The screenplay is based primarily on Guevara’s trip diary of the same name, with additional context supplied by Traveling with Che Guevara: The Making of a Revolutionary by Alberto Granado.

PLOT:

In 1952, a semester before Ernesto “Fuser” Guevara is due to complete his medical degree, he and his older friend Alberto Granado, a biochemist, leave Buenos Aires to travel across South America. While there is a goal at the end of their journey – they intend to work in a leper colony in Peru – the main purpose is initially fun and adventure. They desire to see as much of Latin America as they can, more than 14,000 kilometres (8,700 mi) in just four and a half months, while Granado’s purpose is also to bed as many women as will fall for his pickup lines. Their initial method of transport is Granado’s dilapidated Norton 500 motorcycle christened La Poderosa (“The Mighty One”).

Their planned route is ambitious, bringing them north across the Andes, along the coast of Chile, through the Atacama Desert and into the Peruvian Amazon in order to reach Venezuela just in time for Granado’s 30th birthday on 2 April. However, due to La Poderosa’s breakdown, they are forced to travel at a much slower pace, often walking, and don’t make it to Caracas until July.

During their expedition, Guevara and Granado encounter the poverty of the indigenous peasants, and the movie assumes a greater seriousness once the men gain a better sense of the disparity between the “haves” (to which they belong) and the obviously exploited “have-nots” (who make up the majority of those they encounter) by travelling on foot. In Chile, for instance, they encounter a penniless and persecuted couple forced onto the road because of their communist beliefs. In a fire-lit scene, Guevara and Granado ashamedly admit to the couple that they are not out looking for work as well. The duo then accompanies the couple to the Chuquicamata copper mine, where Guevara becomes angry at the treatment of the workers.

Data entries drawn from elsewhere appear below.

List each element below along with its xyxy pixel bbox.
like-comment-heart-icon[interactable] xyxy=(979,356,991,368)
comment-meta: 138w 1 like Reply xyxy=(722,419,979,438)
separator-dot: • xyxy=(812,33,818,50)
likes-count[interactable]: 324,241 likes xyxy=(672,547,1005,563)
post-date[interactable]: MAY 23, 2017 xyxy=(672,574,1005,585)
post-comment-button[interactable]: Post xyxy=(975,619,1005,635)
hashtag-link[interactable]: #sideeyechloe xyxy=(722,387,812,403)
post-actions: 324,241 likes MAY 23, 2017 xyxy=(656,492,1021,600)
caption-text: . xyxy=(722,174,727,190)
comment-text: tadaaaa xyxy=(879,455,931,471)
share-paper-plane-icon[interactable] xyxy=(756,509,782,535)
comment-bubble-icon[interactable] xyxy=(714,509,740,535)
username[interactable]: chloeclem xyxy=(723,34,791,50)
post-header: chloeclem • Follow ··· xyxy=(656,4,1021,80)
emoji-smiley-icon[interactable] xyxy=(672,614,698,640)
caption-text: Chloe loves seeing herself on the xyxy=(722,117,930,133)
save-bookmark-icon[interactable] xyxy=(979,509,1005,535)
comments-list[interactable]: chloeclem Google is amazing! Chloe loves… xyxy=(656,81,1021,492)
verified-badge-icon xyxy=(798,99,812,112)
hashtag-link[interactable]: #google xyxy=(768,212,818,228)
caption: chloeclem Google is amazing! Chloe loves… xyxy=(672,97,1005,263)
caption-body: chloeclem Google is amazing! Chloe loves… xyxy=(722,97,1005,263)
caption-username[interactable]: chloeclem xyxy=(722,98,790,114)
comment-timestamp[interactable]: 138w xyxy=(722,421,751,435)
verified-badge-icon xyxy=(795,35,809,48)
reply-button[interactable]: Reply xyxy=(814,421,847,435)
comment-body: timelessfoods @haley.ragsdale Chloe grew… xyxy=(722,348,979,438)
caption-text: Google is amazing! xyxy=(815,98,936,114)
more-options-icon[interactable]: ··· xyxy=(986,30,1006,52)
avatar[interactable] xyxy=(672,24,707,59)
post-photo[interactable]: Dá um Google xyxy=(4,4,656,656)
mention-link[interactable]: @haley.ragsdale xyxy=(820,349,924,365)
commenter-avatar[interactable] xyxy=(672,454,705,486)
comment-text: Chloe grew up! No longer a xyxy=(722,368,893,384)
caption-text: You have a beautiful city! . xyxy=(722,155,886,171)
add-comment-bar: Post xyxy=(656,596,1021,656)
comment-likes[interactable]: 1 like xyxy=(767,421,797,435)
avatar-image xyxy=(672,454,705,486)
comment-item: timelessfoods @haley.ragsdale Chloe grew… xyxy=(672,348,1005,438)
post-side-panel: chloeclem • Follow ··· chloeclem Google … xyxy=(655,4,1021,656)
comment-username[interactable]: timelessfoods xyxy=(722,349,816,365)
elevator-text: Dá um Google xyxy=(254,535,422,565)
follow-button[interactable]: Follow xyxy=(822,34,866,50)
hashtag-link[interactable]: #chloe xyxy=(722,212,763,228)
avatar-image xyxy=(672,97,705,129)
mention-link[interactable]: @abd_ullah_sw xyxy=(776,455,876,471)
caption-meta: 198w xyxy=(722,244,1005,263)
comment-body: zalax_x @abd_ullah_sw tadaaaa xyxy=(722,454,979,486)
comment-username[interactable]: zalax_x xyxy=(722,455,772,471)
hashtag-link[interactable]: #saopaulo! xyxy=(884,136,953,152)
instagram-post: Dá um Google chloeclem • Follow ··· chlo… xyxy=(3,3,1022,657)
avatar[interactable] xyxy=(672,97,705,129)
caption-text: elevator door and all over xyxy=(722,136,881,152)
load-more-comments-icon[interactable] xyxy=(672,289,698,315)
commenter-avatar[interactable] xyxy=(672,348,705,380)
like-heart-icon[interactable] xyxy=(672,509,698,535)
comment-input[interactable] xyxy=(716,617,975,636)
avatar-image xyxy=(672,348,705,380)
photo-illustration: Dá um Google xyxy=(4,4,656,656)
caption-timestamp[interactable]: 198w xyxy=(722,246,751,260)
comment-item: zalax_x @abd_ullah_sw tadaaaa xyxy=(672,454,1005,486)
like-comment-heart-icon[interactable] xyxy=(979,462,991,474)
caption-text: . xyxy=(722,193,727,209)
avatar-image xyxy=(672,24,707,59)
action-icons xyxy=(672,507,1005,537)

However, it is a visit to the ancient Incan ruins of Machu Picchu in Peru that solidifies something in Guevara. His musings are then somberly refocused to how an indigenous civilization capable of building such beauty could be destroyed by the creators of the eventual polluted urban decay of nearby Lima.[5] His reflections are interrupted by Granado, who shares with him a dream to peacefully revolutionize and transform modern South America, to which Guevara quickly retorts: “A revolution without guns? It will never work.”

Later, in Peru, they volunteer for three weeks at the San Pablo leper colony. There, Guevara observes both literally and metaphorically the division of society, as the staff live on the north side of a river, separated from the deprived lepers living across the river to the south. To demonstrate his solidarity, and his medical belief that leprosy is not contagious, Guevara refuses to wear rubber gloves during his visit as the head nun requires, choosing instead to shake bare hands and interact normally with the surprised leper patients.